For many, Sukleen has become a symbol of corruption, institutional inaction and political apathy — elements which, when combined, have effectively turned Lebanon into a state run by monopolies. In July, Sami Gemayel, the head of Lebanon’s right-wing Christian Phalangist Kataeb party, accused Sukleen of stealing public funds and blackmailing the country to renew its contract. The newly elected party leader said Sukleen was using the ongoing garbage crisis as a means to enforce another extension of its 20 contracts with the state, accusing it of being part of a “mafia.”
“There is a company [Sukleen] that has been making profits in the hundreds of millions of dollars over more or less 20 years on the expense of the Lebanese and the municipalities, and thus on the expense on the daily livelihood of all citizens,” Gemayel asserted, as quoted by Lebanon’s Daily Star. “With utmost rudeness, after it made these huge amounts of money, this company stopped collecting garbage the moment its contract ended.”
After a few small protests in late July, tens of thousands began joining the civic movement, which swelled to an all-time high of 250,000 on Aug. 29. Protesters called for a legal, economically efficient solution to the garbage crisis that is also environmentally-friendly and safe for all Lebanese citizens.
The activist and the state
An ordinary Lebanese man reborn an extraordinary activist, Aly Sleem is the force behind the #YouStink movement. Speaking to L’Indro Sleem described the makeup of the movement: “We are a group of people who are not politically affiliated with any political sectarian party, we share no strict ideology and we’re not sectarian. We formed ourselves on July 21, a few days after the Naameh landfill was closed by the government.”
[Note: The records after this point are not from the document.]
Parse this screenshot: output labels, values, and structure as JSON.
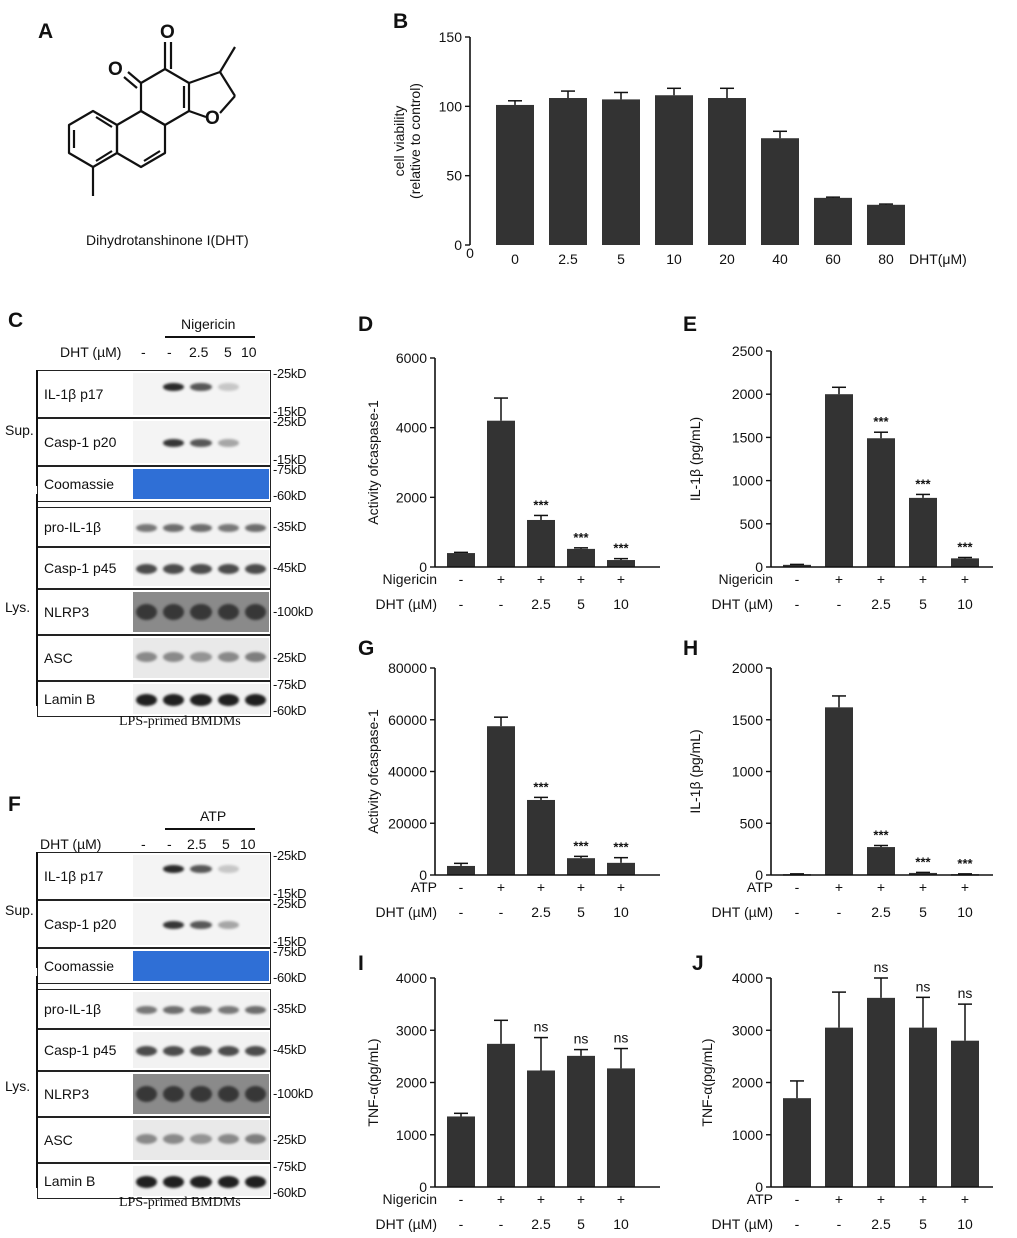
{
  "panels": {
    "A": "A",
    "B": "B",
    "C": "C",
    "D": "D",
    "E": "E",
    "F": "F",
    "G": "G",
    "H": "H",
    "I": "I",
    "J": "J"
  },
  "structure": {
    "compound_name": "Dihydrotanshinone I(DHT)",
    "atom_o1": "O",
    "atom_o2": "O",
    "atom_o3": "O"
  },
  "blot_c": {
    "treatment": "Nigericin",
    "dht_label": "DHT (µM)",
    "lanes": [
      "-",
      "-",
      "2.5",
      "5",
      "10"
    ],
    "group_sup": "Sup.",
    "group_lys": "Lys.",
    "rows": [
      {
        "label": "IL-1β p17",
        "markers": [
          "-25kD",
          "-15kD"
        ]
      },
      {
        "label": "Casp-1 p20",
        "markers": [
          "-25kD",
          "-15kD"
        ]
      },
      {
        "label": "Coomassie",
        "markers": [
          "-75kD",
          "-60kD"
        ]
      },
      {
        "label": "pro-IL-1β",
        "markers": [
          "-35kD"
        ]
      },
      {
        "label": "Casp-1 p45",
        "markers": [
          "-45kD"
        ]
      },
      {
        "label": "NLRP3",
        "markers": [
          "-100kD"
        ]
      },
      {
        "label": "ASC",
        "markers": [
          "-25kD"
        ]
      },
      {
        "label": "Lamin B",
        "markers": [
          "-75kD",
          "-60kD"
        ]
      }
    ],
    "caption": "LPS-primed BMDMs"
  },
  "blot_f": {
    "treatment": "ATP",
    "dht_label": "DHT (µM)",
    "lanes": [
      "-",
      "-",
      "2.5",
      "5",
      "10"
    ],
    "group_sup": "Sup.",
    "group_lys": "Lys.",
    "rows": [
      {
        "label": "IL-1β p17",
        "markers": [
          "-25kD",
          "-15kD"
        ]
      },
      {
        "label": "Casp-1 p20",
        "markers": [
          "-25kD",
          "-15kD"
        ]
      },
      {
        "label": "Coomassie",
        "markers": [
          "-75kD",
          "-60kD"
        ]
      },
      {
        "label": "pro-IL-1β",
        "markers": [
          "-35kD"
        ]
      },
      {
        "label": "Casp-1 p45",
        "markers": [
          "-45kD"
        ]
      },
      {
        "label": "NLRP3",
        "markers": [
          "-100kD"
        ]
      },
      {
        "label": "ASC",
        "markers": [
          "-25kD"
        ]
      },
      {
        "label": "Lamin B",
        "markers": [
          "-75kD",
          "-60kD"
        ]
      }
    ],
    "caption": "LPS-primed BMDMs"
  },
  "chart_data": [
    {
      "id": "B",
      "type": "bar",
      "ylabel": "cell viability\n(relative to control)",
      "xlabel": "DHT(μM)",
      "categories": [
        "0",
        "2.5",
        "5",
        "10",
        "20",
        "40",
        "60",
        "80"
      ],
      "values": [
        101,
        106,
        105,
        108,
        106,
        77,
        34,
        29
      ],
      "errors": [
        3,
        5,
        5,
        5,
        7,
        5,
        0.5,
        0.5
      ],
      "ylim": [
        0,
        150
      ],
      "yticks": [
        0,
        50,
        100,
        150
      ],
      "annotations": []
    },
    {
      "id": "D",
      "type": "bar",
      "ylabel": "Activity ofcaspase-1",
      "rows": [
        {
          "label": "Nigericin",
          "values": [
            "-",
            "+",
            "+",
            "+",
            "+"
          ]
        },
        {
          "label": "DHT (µM)",
          "values": [
            "-",
            "-",
            "2.5",
            "5",
            "10"
          ]
        }
      ],
      "values": [
        400,
        4200,
        1350,
        520,
        200
      ],
      "errors": [
        20,
        650,
        130,
        30,
        40
      ],
      "ylim": [
        0,
        6000
      ],
      "yticks": [
        0,
        2000,
        4000,
        6000
      ],
      "annotations": [
        "",
        "",
        "***",
        "***",
        "***"
      ]
    },
    {
      "id": "E",
      "type": "bar",
      "ylabel": "IL-1β (pg/mL)",
      "rows": [
        {
          "label": "Nigericin",
          "values": [
            "-",
            "+",
            "+",
            "+",
            "+"
          ]
        },
        {
          "label": "DHT (µM)",
          "values": [
            "-",
            "-",
            "2.5",
            "5",
            "10"
          ]
        }
      ],
      "values": [
        25,
        2000,
        1490,
        800,
        100
      ],
      "errors": [
        5,
        80,
        70,
        40,
        10
      ],
      "ylim": [
        0,
        2500
      ],
      "yticks": [
        0,
        500,
        1000,
        1500,
        2000,
        2500
      ],
      "annotations": [
        "",
        "",
        "***",
        "***",
        "***"
      ]
    },
    {
      "id": "G",
      "type": "bar",
      "ylabel": "Activity ofcaspase-1",
      "rows": [
        {
          "label": "ATP",
          "values": [
            "-",
            "+",
            "+",
            "+",
            "+"
          ]
        },
        {
          "label": "DHT (µM)",
          "values": [
            "-",
            "-",
            "2.5",
            "5",
            "10"
          ]
        }
      ],
      "values": [
        3500,
        57500,
        29000,
        6500,
        4700
      ],
      "errors": [
        1000,
        3500,
        1000,
        700,
        2000
      ],
      "ylim": [
        0,
        80000
      ],
      "yticks": [
        0,
        20000,
        40000,
        60000,
        80000
      ],
      "annotations": [
        "",
        "",
        "***",
        "***",
        "***"
      ]
    },
    {
      "id": "H",
      "type": "bar",
      "ylabel": "IL-1β (pg/mL)",
      "rows": [
        {
          "label": "ATP",
          "values": [
            "-",
            "+",
            "+",
            "+",
            "+"
          ]
        },
        {
          "label": "DHT (µM)",
          "values": [
            "-",
            "-",
            "2.5",
            "5",
            "10"
          ]
        }
      ],
      "values": [
        8,
        1620,
        270,
        20,
        8
      ],
      "errors": [
        3,
        110,
        15,
        5,
        3
      ],
      "ylim": [
        0,
        2000
      ],
      "yticks": [
        0,
        500,
        1000,
        1500,
        2000
      ],
      "annotations": [
        "",
        "",
        "***",
        "***",
        "***"
      ]
    },
    {
      "id": "I",
      "type": "bar",
      "ylabel": "TNF-α(pg/mL)",
      "rows": [
        {
          "label": "Nigericin",
          "values": [
            "-",
            "+",
            "+",
            "+",
            "+"
          ]
        },
        {
          "label": "DHT (µM)",
          "values": [
            "-",
            "-",
            "2.5",
            "5",
            "10"
          ]
        }
      ],
      "values": [
        1350,
        2740,
        2230,
        2510,
        2270
      ],
      "errors": [
        60,
        450,
        630,
        120,
        380
      ],
      "ylim": [
        0,
        4000
      ],
      "yticks": [
        0,
        1000,
        2000,
        3000,
        4000
      ],
      "annotations": [
        "",
        "",
        "ns",
        "ns",
        "ns"
      ]
    },
    {
      "id": "J",
      "type": "bar",
      "ylabel": "TNF-α(pg/mL)",
      "rows": [
        {
          "label": "ATP",
          "values": [
            "-",
            "+",
            "+",
            "+",
            "+"
          ]
        },
        {
          "label": "DHT (µM)",
          "values": [
            "-",
            "-",
            "2.5",
            "5",
            "10"
          ]
        }
      ],
      "values": [
        1700,
        3050,
        3620,
        3050,
        2800
      ],
      "errors": [
        330,
        680,
        380,
        580,
        700
      ],
      "ylim": [
        0,
        4000
      ],
      "yticks": [
        0,
        1000,
        2000,
        3000,
        4000
      ],
      "annotations": [
        "",
        "",
        "ns",
        "ns",
        "ns"
      ]
    }
  ]
}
“Our demands are really simple,” he continued. “We ask for an environmental and sustainable solution for the garbage crisis in Lebanon, away from any political and sectarian brokerages.” And it’s precisely this range of ethnic, religious and social backgrounds collected under a single movement that stands to inspire change beyond the country’s waste collection crisis. Shiite, Sunni, Druze, Orthodox Christian and atheist — #YouStink has mobilized broad popular support, which is a remarkable feat for a country which has been defined by its citizens’ religious differences since gaining its independence in 1943.
While #YouStink remains stubbornly apolitical in structure, its leadership is determined to challenge the ongoing political status quo by forcing the entire political apparatus to face the popular music. Sleem told L’Indro what the movement hopes to address after the waste management crisis is resolved: “We have previously stated that we do not aim for any political position and that we have strict demands when it comes to the resolution of the garbage crisis. That being said, once a sustainable and environmental solution is found we will be tackling other social issues — electricity is high on our list. Despite an injection of funds of $1.5 billion, blackouts have become a terrible nuisance. There, too, corruption needs to be addressed.”
While protesters have said they remain committed to nonviolence and peaceful resistance in view of bringing about change, the state has opted to use water cannons, rubber bullets and tear gas against demonstrators. “Officials’ use of violence only reinforces our determination,” the student-turned-activist Sarah Haddad told L’Indro. “Lebanese will not be bullied into compliance. Those tactics will fail.” Demonstrations turned violent last month after protesters attempted to surround the Lebanese parliament. “Dozens of anti-government protesters have clashed with police officers in Beirut during the most recent confrontations in the Lebanese capital. Media reports suggest that several people have been injured and arrested during the rally,” RT reported.
Speaking on condition of anonymity, several sources told L’Indro that many protesters have already been warned that they could lose their jobs if they continue to exercise their right to free expression. Hanan Shabaty, a Beirut-based journalist, told L’Indro that in September she was informed that her manager would not tolerate having one of his staff “mingle with wannabe revolutionaries under pretense of media coverage.” “Such pressures have become rather common those days. The establishment is using financial pressure to kill the civic movement,” Shabaty said. “But let’s face it: It’s not going to change anything, not really! We have reached a point of no return here and I don’t see any strong-arm tactic work in the long run.”
A march against corruption on Oct. 6 called on all groups and political contingents to unite for Lebanon. Protesters made their way from a finance ministry building in downtown Beirut toward the Central Bank in the city’s Hamra neighborhood. Soon after arriving at the bank, activist Asaad Zebian was arrested along with a member of the campaign, a move he described as being thug-like.